NAME me a senior director – not chief executive - of a FTSE 100 company.

Unless you bury your nose in The Financial Times each day, you probably can’t.

The only one you may recognise is Laura Wade-Gery. She’s a Marks & Spencer senior executive, poached from Tesco four years ago, who at the age of 50 has – gasp – taken maternity leave.

Since then there have been thousands of column inches analysing the woman who was considered so important to M&S’s fortunes that they made an announcement to the stock exchange when she made the decision to take the time off.

Initially it was only supposed to be four months, but just before Christmas she said she would take a full year.

She’s since been overlooked for the top job she was tipped for, which was taking over from chief executive Mark Bolland. Instead her colleague Steve Rowe – who also has a very distinguished background - was named as Bolland’s successor.

The number of senior female executives at FTSE 100 companies is still pitifully low – under one in ten.

One can imagine, while it’s not politically correct to say so publicly, there were murmurings behind closed doors in the City when Wade-Gery suddenly announced her time off.

The Daily Mail had a field day, approaching everyone they could find to try to get someone to publicly criticise the decision, not only to take leave, but to have a baby at 50, especially when no bump had been in evidence – but, thank goodness, no-one did.

So uncommon is maternity leave among senior-ranking executives that only three have taken any time off in the last ten years or more.

This week a panel of women representing the teaching, legal, medical and recruitment professions told a panel of MPs that mothers who spent more than 12 months on maternity leave were penalised in their careers.

Women who took time off “were not quite looked at in the same way when they returned” and from around the age of 38, the career and pay gap began to appear between men and woman who struggled to compete after starting families.

One of the problems is “maternity” leave.
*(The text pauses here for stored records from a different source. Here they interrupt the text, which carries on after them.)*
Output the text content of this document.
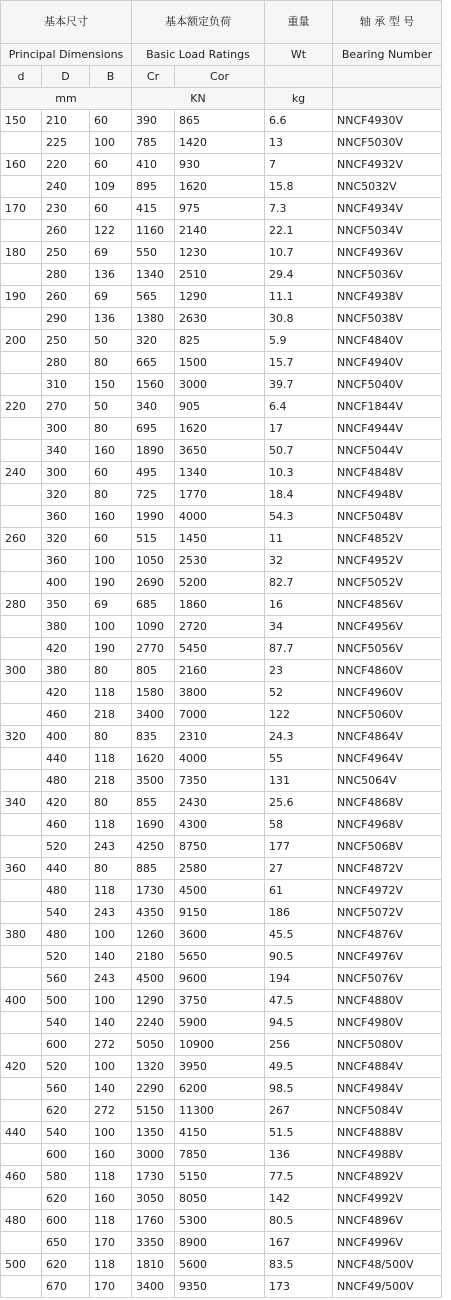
基本尺寸			基本额定负荷		重量	轴 承 型 号
Principal Dimensions			Basic Load Ratings		Wt	Bearing Number
d	D	B	Cr	Cor		
mm			KN		kg	
150	210	60	390	865	6.6	NNCF4930V
	225	100	785	1420	13	NNCF5030V
160	220	60	410	930	7	NNCF4932V
	240	109	895	1620	15.8	NNC5032V
170	230	60	415	975	7.3	NNCF4934V
	260	122	1160	2140	22.1	NNCF5034V
180	250	69	550	1230	10.7	NNCF4936V
	280	136	1340	2510	29.4	NNCF5036V
190	260	69	565	1290	11.1	NNCF4938V
	290	136	1380	2630	30.8	NNCF5038V
200	250	50	320	825	5.9	NNCF4840V
	280	80	665	1500	15.7	NNCF4940V
	310	150	1560	3000	39.7	NNCF5040V
220	270	50	340	905	6.4	NNCF1844V
	300	80	695	1620	17	NNCF4944V
	340	160	1890	3650	50.7	NNCF5044V
240	300	60	495	1340	10.3	NNCF4848V
	320	80	725	1770	18.4	NNCF4948V
	360	160	1990	4000	54.3	NNCF5048V
260	320	60	515	1450	11	NNCF4852V
	360	100	1050	2530	32	NNCF4952V
	400	190	2690	5200	82.7	NNCF5052V
280	350	69	685	1860	16	NNCF4856V
	380	100	1090	2720	34	NNCF4956V
	420	190	2770	5450	87.7	NNCF5056V
300	380	80	805	2160	23	NNCF4860V
	420	118	1580	3800	52	NNCF4960V
	460	218	3400	7000	122	NNCF5060V
320	400	80	835	2310	24.3	NNCF4864V
	440	118	1620	4000	55	NNCF4964V
	480	218	3500	7350	131	NNC5064V
340	420	80	855	2430	25.6	NNCF4868V
	460	118	1690	4300	58	NNCF4968V
	520	243	4250	8750	177	NNCF5068V
360	440	80	885	2580	27	NNCF4872V
	480	118	1730	4500	61	NNCF4972V
	540	243	4350	9150	186	NNCF5072V
380	480	100	1260	3600	45.5	NNCF4876V
	520	140	2180	5650	90.5	NNCF4976V
	560	243	4500	9600	194	NNCF5076V
400	500	100	1290	3750	47.5	NNCF4880V
	540	140	2240	5900	94.5	NNCF4980V
	600	272	5050	10900	256	NNCF5080V
420	520	100	1320	3950	49.5	NNCF4884V
	560	140	2290	6200	98.5	NNCF4984V
	620	272	5150	11300	267	NNCF5084V
440	540	100	1350	4150	51.5	NNCF4888V
	600	160	3000	7850	136	NNCF4988V
460	580	118	1730	5150	77.5	NNCF4892V
	620	160	3050	8050	142	NNCF4992V
480	600	118	1760	5300	80.5	NNCF4896V
	650	170	3350	8900	167	NNCF4996V
500	620	118	1810	5600	83.5	NNCF48/500V
	670	170	3400	9350	173	NNCF49/500V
While the UK has introduced the new shared parental leave, the take-up has been just two per cent. Part of this is the age-old problem that men are generally paid more than women.

Therefore, it makes financial sense to a couple that the individual paid the least takes the time off, as the hit will be smaller.

But, until women’s pay matches that of men, or until people are paid in full when when is true equality going to happen? It’s a vicious circle which needs to be addressed by government.

It’s not shameful to want to balance work and family, whether you’re a man or a woman. It’s not weak, it doesn’t mean you’re not dedicated to your career, by wanting to spend time with a perfect little newborn.

Let’s start calling the whole thing parental leave, not maternity leave. Let’s pay people in full to take at least six months off, and offer incentives to fathers to share the leave, as in Norway.

Enabling men to take a greater share in childcare at this early stage can only lead to better equality of opportunity further down the line – and stop working women being penalised for being mothers.